Re: [RFC] Randomness on confidential computing platforms
From: H. Peter Anvin
Date: Mon Jan 29 2024 - 17:13:37 EST
On January 29, 2024 1:17:07 PM PST, "H. Peter Anvin" <hpa@xxxxxxxxx> wrote:
>On January 29, 2024 1:04:23 PM PST, Dave Hansen <dave.hansen@xxxxxxxxx> wrote:
>>On 1/29/24 12:26, Kirill A. Shutemov wrote:
>>>>> Do we care?
>>>> I want to make sure I understand the scenario:
>>>>
>>>> 1. We're running in a guest under TDX (or SEV-SNP)
>>>> 2. The VMM (or somebody) is attacking the guest by eating all the
>>>> hardware entropy and RDRAND is effectively busted
>>>> 3. Assuming kernel-based panic_on_warn and WARN_ON() rdrand_long()
>>>> failure, that rdrand_long() never gets called.

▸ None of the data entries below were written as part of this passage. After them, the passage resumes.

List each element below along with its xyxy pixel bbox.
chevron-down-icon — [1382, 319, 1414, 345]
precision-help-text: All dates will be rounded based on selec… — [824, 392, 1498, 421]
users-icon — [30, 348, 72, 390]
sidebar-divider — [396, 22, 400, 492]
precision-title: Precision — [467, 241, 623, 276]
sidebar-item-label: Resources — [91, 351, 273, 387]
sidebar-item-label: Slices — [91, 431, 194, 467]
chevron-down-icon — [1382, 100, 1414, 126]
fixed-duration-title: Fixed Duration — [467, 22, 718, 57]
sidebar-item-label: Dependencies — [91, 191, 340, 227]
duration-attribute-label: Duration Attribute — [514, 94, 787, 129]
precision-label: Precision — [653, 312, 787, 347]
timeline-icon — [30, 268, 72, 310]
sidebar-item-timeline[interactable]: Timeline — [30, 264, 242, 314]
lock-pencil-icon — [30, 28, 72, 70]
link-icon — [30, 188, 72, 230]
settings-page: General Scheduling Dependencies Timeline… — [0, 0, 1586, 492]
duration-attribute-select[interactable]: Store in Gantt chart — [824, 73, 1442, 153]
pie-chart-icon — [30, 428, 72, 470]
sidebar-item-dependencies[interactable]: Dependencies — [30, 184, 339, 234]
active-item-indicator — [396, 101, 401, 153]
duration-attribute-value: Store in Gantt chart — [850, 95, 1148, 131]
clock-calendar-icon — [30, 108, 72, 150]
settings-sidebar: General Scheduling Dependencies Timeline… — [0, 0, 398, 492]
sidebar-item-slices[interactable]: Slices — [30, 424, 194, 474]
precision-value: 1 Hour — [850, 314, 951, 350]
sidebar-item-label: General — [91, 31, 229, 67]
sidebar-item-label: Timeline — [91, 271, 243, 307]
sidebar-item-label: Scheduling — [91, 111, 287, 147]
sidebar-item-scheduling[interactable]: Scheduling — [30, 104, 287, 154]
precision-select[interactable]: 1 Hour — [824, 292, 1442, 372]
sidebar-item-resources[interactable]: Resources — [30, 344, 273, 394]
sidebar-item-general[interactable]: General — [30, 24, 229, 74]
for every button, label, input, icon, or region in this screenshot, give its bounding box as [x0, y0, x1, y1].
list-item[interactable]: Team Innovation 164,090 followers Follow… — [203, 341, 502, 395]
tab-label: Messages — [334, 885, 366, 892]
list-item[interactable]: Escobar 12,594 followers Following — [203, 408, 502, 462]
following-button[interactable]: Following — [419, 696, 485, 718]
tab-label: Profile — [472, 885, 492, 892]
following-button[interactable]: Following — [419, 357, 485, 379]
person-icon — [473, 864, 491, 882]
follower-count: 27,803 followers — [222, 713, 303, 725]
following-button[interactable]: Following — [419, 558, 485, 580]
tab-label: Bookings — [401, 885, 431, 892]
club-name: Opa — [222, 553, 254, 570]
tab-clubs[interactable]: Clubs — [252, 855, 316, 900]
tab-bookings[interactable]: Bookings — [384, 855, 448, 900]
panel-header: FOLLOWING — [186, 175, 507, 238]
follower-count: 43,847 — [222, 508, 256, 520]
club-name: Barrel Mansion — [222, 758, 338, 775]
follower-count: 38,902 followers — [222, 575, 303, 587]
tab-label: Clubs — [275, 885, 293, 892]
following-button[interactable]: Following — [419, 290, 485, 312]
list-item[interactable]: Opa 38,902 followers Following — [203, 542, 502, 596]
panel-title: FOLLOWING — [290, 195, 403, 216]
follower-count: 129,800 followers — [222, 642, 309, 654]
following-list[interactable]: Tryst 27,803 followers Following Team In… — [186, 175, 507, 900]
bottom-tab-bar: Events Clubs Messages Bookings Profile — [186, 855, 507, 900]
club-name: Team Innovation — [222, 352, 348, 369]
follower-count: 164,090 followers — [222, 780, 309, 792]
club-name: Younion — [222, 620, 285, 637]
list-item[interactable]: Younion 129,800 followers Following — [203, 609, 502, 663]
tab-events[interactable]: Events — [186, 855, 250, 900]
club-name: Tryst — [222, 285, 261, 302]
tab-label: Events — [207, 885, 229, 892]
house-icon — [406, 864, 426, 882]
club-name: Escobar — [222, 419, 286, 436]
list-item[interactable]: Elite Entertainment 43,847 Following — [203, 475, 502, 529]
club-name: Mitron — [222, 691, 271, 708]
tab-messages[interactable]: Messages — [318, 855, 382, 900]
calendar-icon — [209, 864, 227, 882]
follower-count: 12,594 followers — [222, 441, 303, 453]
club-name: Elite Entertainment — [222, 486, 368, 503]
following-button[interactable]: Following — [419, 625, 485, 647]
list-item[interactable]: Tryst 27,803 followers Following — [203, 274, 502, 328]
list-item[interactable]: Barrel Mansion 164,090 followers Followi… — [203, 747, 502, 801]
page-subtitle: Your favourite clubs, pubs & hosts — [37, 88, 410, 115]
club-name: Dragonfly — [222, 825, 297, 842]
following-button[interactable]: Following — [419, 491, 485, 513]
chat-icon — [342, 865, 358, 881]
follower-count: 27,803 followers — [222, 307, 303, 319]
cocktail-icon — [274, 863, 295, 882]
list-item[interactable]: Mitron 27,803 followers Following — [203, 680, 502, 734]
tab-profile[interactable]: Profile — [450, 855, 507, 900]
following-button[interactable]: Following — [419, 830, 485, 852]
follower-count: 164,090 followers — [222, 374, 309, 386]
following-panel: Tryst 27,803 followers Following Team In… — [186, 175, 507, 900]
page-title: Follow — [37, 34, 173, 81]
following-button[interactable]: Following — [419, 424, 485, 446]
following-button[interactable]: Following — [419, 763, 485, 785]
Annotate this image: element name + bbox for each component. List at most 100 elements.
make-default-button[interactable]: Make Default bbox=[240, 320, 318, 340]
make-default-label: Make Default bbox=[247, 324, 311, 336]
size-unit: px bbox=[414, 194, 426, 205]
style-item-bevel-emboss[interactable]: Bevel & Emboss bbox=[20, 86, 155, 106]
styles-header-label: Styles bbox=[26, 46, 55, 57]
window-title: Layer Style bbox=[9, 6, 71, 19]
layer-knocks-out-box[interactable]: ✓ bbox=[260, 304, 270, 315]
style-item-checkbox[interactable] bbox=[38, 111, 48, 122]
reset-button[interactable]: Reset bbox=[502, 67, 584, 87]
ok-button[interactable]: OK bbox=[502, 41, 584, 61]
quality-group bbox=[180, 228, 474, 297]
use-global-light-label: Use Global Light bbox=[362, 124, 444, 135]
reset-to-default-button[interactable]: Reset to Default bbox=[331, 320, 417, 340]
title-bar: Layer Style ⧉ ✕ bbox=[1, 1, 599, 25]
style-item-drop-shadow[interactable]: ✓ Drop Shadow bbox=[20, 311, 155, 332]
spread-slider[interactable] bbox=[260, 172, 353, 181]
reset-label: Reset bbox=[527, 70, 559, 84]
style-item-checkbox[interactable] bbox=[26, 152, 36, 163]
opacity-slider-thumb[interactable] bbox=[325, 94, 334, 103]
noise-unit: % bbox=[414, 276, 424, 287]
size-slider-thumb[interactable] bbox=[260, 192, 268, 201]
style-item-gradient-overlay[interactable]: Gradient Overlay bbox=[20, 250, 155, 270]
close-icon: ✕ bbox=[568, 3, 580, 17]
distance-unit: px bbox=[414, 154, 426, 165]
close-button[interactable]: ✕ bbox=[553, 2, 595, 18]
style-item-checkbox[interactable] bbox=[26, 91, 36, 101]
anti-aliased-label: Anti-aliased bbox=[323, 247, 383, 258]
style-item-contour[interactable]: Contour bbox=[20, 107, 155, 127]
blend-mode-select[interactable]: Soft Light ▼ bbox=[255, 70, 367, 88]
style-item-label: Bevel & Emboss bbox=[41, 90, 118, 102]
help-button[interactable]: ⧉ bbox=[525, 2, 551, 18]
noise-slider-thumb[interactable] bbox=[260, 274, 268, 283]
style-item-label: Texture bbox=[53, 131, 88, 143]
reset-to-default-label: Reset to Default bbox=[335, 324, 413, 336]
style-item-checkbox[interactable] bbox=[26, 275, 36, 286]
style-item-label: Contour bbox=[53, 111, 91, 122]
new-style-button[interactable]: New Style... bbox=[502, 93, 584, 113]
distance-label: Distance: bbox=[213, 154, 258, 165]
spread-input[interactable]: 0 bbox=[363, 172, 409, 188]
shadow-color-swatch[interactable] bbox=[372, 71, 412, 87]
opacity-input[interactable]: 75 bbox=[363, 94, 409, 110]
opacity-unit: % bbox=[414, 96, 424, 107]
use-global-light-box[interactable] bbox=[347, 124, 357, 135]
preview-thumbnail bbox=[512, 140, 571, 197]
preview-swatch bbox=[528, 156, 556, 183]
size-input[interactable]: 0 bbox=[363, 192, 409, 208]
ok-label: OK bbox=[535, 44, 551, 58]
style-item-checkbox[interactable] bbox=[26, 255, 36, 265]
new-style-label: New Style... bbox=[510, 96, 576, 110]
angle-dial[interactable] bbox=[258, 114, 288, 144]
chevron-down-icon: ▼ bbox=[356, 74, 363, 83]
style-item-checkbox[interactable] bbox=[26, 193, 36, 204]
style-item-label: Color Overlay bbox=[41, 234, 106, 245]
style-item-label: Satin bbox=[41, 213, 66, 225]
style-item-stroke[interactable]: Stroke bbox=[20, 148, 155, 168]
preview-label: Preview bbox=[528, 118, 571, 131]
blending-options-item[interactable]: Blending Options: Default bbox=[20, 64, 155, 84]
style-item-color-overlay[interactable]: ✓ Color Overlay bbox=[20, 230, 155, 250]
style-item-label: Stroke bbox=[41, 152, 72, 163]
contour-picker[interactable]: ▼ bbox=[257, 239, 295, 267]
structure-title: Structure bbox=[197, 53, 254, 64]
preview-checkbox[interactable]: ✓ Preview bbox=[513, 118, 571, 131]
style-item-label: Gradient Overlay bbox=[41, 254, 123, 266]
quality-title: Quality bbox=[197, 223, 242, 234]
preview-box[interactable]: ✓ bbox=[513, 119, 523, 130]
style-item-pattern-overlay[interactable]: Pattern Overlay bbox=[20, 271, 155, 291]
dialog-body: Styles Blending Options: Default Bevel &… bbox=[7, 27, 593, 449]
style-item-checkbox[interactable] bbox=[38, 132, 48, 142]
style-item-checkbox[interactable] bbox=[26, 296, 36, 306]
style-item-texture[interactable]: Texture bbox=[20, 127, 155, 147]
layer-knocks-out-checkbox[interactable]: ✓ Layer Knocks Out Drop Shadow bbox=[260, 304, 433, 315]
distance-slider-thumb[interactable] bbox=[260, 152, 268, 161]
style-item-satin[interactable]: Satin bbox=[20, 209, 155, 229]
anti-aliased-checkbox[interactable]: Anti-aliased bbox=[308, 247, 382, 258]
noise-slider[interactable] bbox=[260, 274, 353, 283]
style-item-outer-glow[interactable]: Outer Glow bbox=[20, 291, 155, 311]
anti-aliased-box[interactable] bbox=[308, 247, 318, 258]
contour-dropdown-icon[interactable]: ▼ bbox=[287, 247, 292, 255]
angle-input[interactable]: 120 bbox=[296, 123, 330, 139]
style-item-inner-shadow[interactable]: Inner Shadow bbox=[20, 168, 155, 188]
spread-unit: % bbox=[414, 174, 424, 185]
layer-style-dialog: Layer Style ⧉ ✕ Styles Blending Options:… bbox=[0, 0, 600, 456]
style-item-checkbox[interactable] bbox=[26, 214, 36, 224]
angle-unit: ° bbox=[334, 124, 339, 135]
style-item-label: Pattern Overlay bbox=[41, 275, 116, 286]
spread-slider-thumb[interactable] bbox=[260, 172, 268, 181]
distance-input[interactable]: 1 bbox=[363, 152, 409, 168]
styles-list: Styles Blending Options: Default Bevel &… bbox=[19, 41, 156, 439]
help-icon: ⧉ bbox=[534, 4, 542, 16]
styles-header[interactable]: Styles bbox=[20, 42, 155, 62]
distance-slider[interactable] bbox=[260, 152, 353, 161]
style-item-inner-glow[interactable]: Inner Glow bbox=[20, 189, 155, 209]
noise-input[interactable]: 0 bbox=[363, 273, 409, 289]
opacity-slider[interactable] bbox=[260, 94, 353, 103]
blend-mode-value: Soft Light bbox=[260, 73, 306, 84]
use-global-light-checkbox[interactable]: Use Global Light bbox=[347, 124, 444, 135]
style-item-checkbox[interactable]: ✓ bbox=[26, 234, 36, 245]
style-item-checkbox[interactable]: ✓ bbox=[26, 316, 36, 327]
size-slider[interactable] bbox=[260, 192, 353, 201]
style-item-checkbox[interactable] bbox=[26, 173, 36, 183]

>>> Never gets called during attack. It can be used before and after.
>>>
>>>> 4. Userspace is using RDRAND output in some critical place like key
>>>> generation and is not checking it for failure, nor mixing it with
>>>> entropy from any other source
>>>> 5. Userspace uses the failed RDRAND output to generate a key
>>>> 6. Someone exploits the horrible key
>>>>
>>>> Is that it?
>>> Yes.
>>
>>Is there something that fundamentally makes this a VMM vs. TDX guest
>>problem? If a malicious VMM can exhaust RDRAND, why can't malicious
>>userspace do the same?
>>
>>Let's assume buggy userspace exists. Is that userspace *uniquely*
>>exposed to a naughty VMM or is that VMM just added to the list of things
>>that can attack buggy userspace?
>
>The concern, I believe, is that a TDX guest is vulnerable as a *victim*, especially if the OS is being malicious.
>
>However, as you say a malicious user space including a conventional VM could try to use it to attack another. The only thing we can do in the kernel about that is to be resilient.
>
>Note that there is an option to the kernel to suspend boot until enough entropy has been gathered that predicting the output of the entropy pool in the kernel ought to be equivalent to breaking AES (in which case we have far worse problems.) To harden the VM case in general perhaps we should consider RDRAND to have zero entropy credit when used as a fallback for RDSEED.
>
So as far as I understand, the uncore bus (at least at the time RDRAND/RDSEED was designed) is a single-transaction bus; once a read transaction has been accepted by the bus the bus is locked until the reply is sent (like PCI.) As such, the RNG unit simply doesn't have to option of not returning a response without holding the whole uncore bus locked. However, I believe that if another core is waiting for the bus, that request will be served before the other core can return for more.
If the RNG bit source is crippled for some reason to the point of being near failure, it is certainly possible for a livelock to happen, but at least as far as I understand the likelihood of that happening enough to cause 16 failures in a row is so close to a total failure that it might be as well treated as one.
*Any* security sensitive application that doesn't take total RNG failure into account is fundamentally broken. *Any* hardware random number generator is inherently an analog device, and as such has a nonzero probability of failure. It has an integrity monitor, but all it can do is say "no" and not credit entropy, thereby slowing down and eventually stopping the unit (even RDRAND has a minimum seeding frequency guarantee, unlike /dev/urandom.)